Pablo tenía mala cara en el barrio. La gente lo molestaba por su apariencia, lo juzgaba, lo ignoraba. No era mal chico, para nada, pero su cabeza rapada, el corte mohicano de color rojo, y la vestimenta de cuero con las cadenas en su pantalón alejaban a cualquiera. En la calle era un tipo serio, en la escuela también. Era buen estudiante y no se metía con nadie.
Pero realmente solo se sentía a gusto en su habitación escuchando a los Ramones, a Billy Idol. Se desestresaba tocando la guitarra. Era su espacio, donde nadie lo veía mal y donde él podía ser Pablo. No era mal chico, solo que la gente no lo comprendía por ser diferente. O según ellos él era el diferente.
Un día Pablo caminaba hacia la escuela, con mirada agachada y audífonos en las orejas, distraído del exterior, comprometido con el mundo musical que sonaba en su cabeza. En el andar se topó a una bola de chicos, compañeros de escuela nada amigables. “¡Hey raro!” gritaron a Pablo. “Te damos tres segundos para que salgas de nuestra vista” le advirtieron. No llegaron ni al tercer segundo cuando se le fueron encima, correteándolo por la calle amenazándolo con darle una golpiza solo porque sí, por su aspecto. Pablo no podía ir tan rápido por las botas que llevaba de casco duro, eran pesadas y apenas podía correr. Estaba acorralado sin salida, en un callejón donde la única vía era pasar sobre la bola de rufianes que lo molestaban. De pronto llegó la ayuda inesperada. Los acosadores se espantaron con los ladridos de aquel héroe sin capa, de cara tosca y cicatrices. Huyeron temblando.
Pablo tenía miedo, y el perro también. Los dos se miraron. El punk se aceró con respeto mientras que el pitbull con la cabeza agachada dudaba. El perro cojeaba y Pablo le ofreció una de sus galletas que tenía guardadas para el almuerzo. La cola del can fue la muestra de confianza y la caricia del humano en su cabeza cerró la presentación entre ambos. Dos rebeldes etiquetados por la sociedad se conocieron.

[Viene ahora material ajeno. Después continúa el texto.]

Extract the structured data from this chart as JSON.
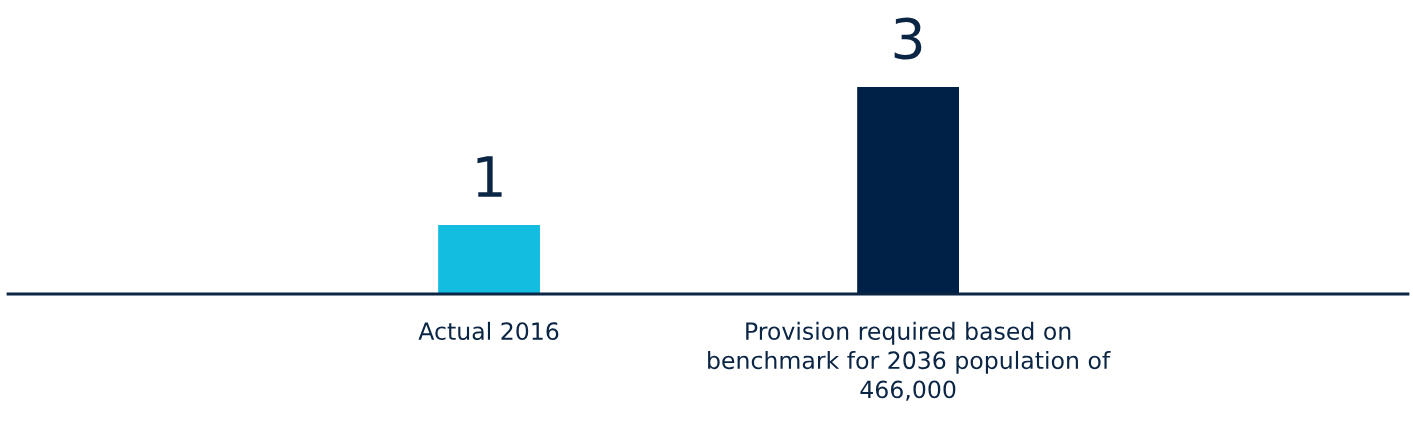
{
  "chart_data": {
    "type": "bar",
    "categories": [
      "Actual 2016",
      "Provision required based on\nbenchmark for 2036 population of\n466,000"
    ],
    "values": [
      1,
      3
    ],
    "colors": [
      "#13bde0",
      "#002147"
    ],
    "data_labels": true,
    "grid": false
  }
}
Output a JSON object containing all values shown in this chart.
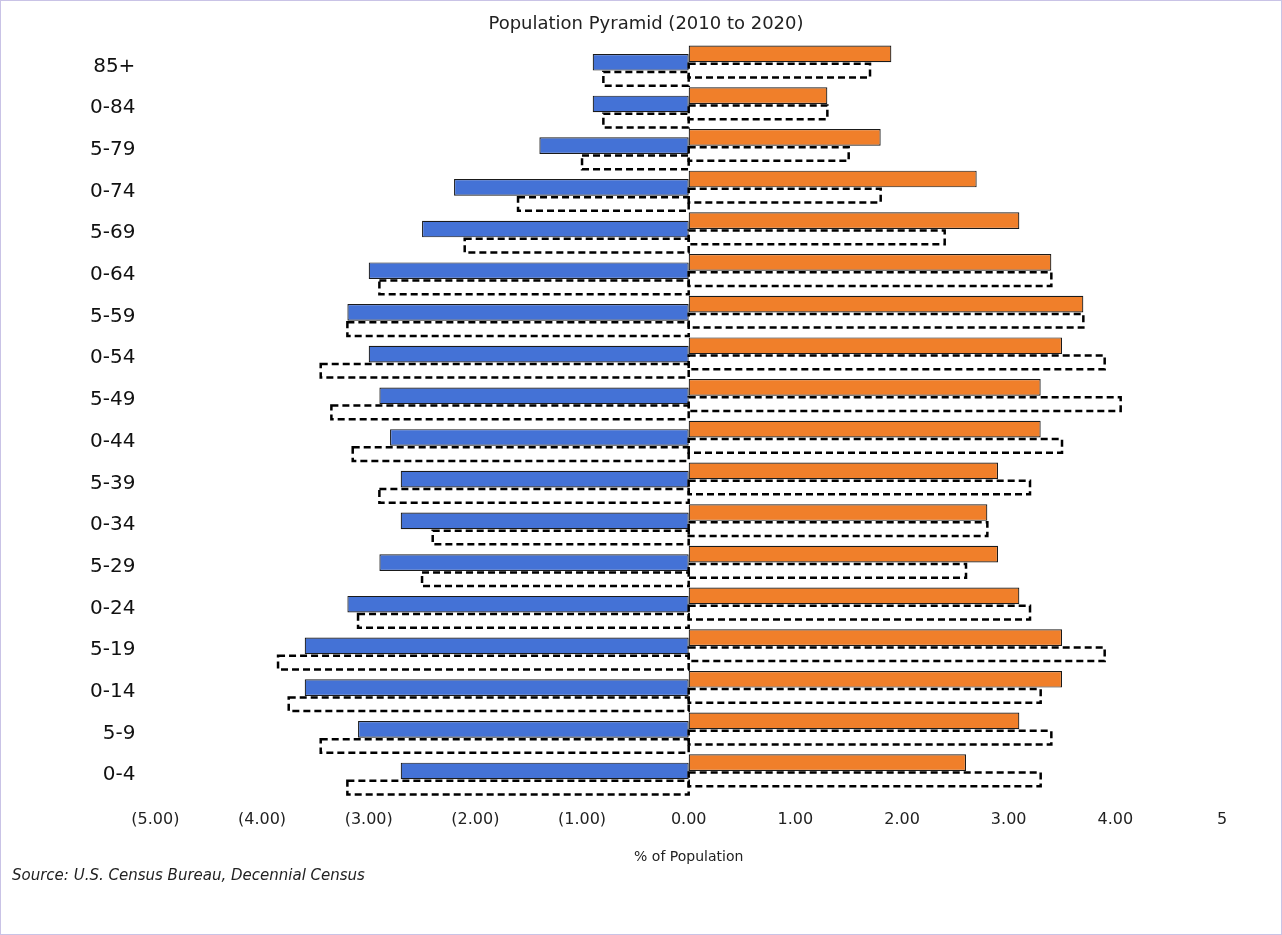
{
  "chart_data": {
    "type": "bar",
    "orientation": "horizontal",
    "title": "Population Pyramid (2010 to 2020)",
    "xlabel": "% of Population",
    "categories": [
      "85+",
      "0-84",
      "5-79",
      "0-74",
      "5-69",
      "0-64",
      "5-59",
      "0-54",
      "5-49",
      "0-44",
      "5-39",
      "0-34",
      "5-29",
      "0-24",
      "5-19",
      "0-14",
      "5-9",
      "0-4"
    ],
    "series": [
      {
        "color": "#f07f2a",
        "line_style": "solid",
        "values": [
          1.9,
          1.3,
          1.8,
          2.7,
          3.1,
          3.4,
          3.7,
          3.5,
          3.3,
          3.3,
          2.9,
          2.8,
          2.9,
          3.1,
          3.5,
          3.5,
          3.1,
          2.6
        ]
      },
      {
        "color": "#4472d6",
        "line_style": "solid",
        "values": [
          -0.9,
          -0.9,
          -1.4,
          -2.2,
          -2.5,
          -3.0,
          -3.2,
          -3.0,
          -2.9,
          -2.8,
          -2.7,
          -2.7,
          -2.9,
          -3.2,
          -3.6,
          -3.6,
          -3.1,
          -2.7
        ]
      },
      {
        "color": "#000000",
        "line_style": "dashed",
        "values": [
          1.7,
          1.3,
          1.5,
          1.8,
          2.4,
          3.4,
          3.7,
          3.9,
          4.05,
          3.5,
          3.2,
          2.8,
          2.6,
          3.2,
          3.9,
          3.3,
          3.4,
          3.3
        ]
      },
      {
        "color": "#000000",
        "line_style": "dashed",
        "values": [
          -0.8,
          -0.8,
          -1.0,
          -1.6,
          -2.1,
          -2.9,
          -3.2,
          -3.45,
          -3.35,
          -3.15,
          -2.9,
          -2.4,
          -2.5,
          -3.1,
          -3.85,
          -3.75,
          -3.45,
          -3.2
        ]
      }
    ],
    "xlim": [
      -5,
      5
    ],
    "xticks": [
      {
        "value": -5,
        "label": "(5.00)"
      },
      {
        "value": -4,
        "label": "(4.00)"
      },
      {
        "value": -3,
        "label": "(3.00)"
      },
      {
        "value": -2,
        "label": "(2.00)"
      },
      {
        "value": -1,
        "label": "(1.00)"
      },
      {
        "value": 0,
        "label": "0.00"
      },
      {
        "value": 1,
        "label": "1.00"
      },
      {
        "value": 2,
        "label": "2.00"
      },
      {
        "value": 3,
        "label": "3.00"
      },
      {
        "value": 4,
        "label": "4.00"
      },
      {
        "value": 5,
        "label": "5"
      }
    ],
    "grid": false,
    "legend": false,
    "annotations": [
      "Source: U.S. Census Bureau, Decennial Census"
    ]
  }
}
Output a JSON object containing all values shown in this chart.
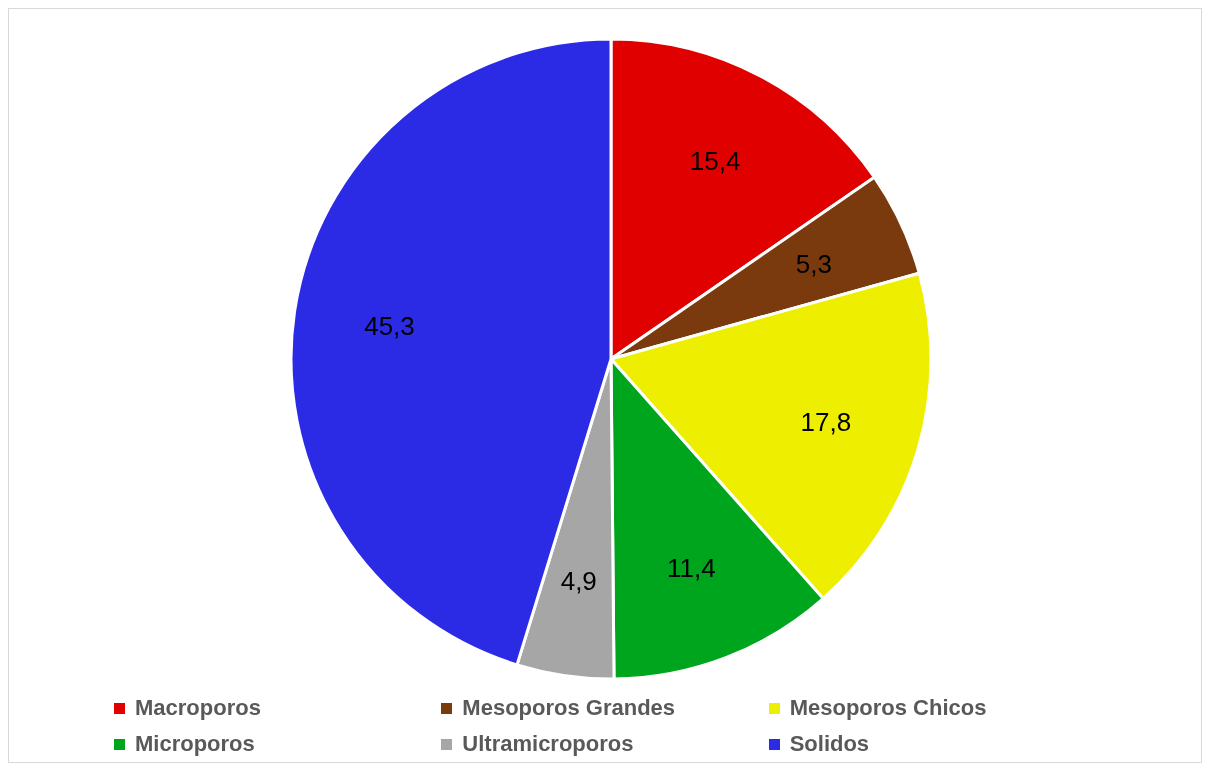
{
  "chart_data": {
    "type": "pie",
    "categories": [
      "Macroporos",
      "Mesoporos Grandes",
      "Mesoporos Chicos",
      "Microporos",
      "Ultramicroporos",
      "Solidos"
    ],
    "values": [
      15.4,
      5.3,
      17.8,
      11.4,
      4.9,
      45.3
    ],
    "value_labels": [
      "15,4",
      "5,3",
      "17,8",
      "11,4",
      "4,9",
      "45,3"
    ],
    "colors": [
      "#e00000",
      "#7a3a0e",
      "#eeee00",
      "#00a51e",
      "#a6a6a6",
      "#2b2be6"
    ],
    "legend": "bottom"
  }
}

Pablo se saltó ese día la clase y llevó a su nuevo compañero al veterinario. “Por lo que veo a este perro lo maltrataban y lo usaban para pelear” dijo el doctor. “De fiero solo tiene el hambre por las galletas que le estás dando. Estos cachorros infelizmente tienen muy mala reputación entre los ignorantes”. Pablo se alegró de que su nuevo amigo estaría fuera de peligro simplemente con atención y cariño. “Yo entiendo lo de la mala fama doc” dijo el chico. El nuevo nombre del cachorro sería Billy, como el ídolo de Pablo.
Ambos regresaron a casa. Billy ganaba un nuevo hogar, Pablo un nuevo amigo con quién entenderse. Tanto humano como perro tenían algo en común: eran nobles y mal vistos. Billy acompañó al punk en toda su preparatoria, universidad, y en los inicios de su banda. Con el tiempo las giras profesionales fueron parte de sus vidas pues, la banda de Pablo, los Rebel Dogs, estaban teniendo mucho éxito a nivel global.
Con el paso de los años cuando en una entrevista se le preguntó a Pablo sobre el origen de su inspiración musical, éste respondió que de la amistad con Billy, “¿Billy Idol es tu amigo?” preguntó el periodista, “No, pero Billy sí” rió el punk señalando al pitbull que estaba acostado moviendo la cola a lado del músico. Desde que se conocieron en aquel callejón ahora los únicos que perseguían a Pablo y a Billy eran los fanáticos.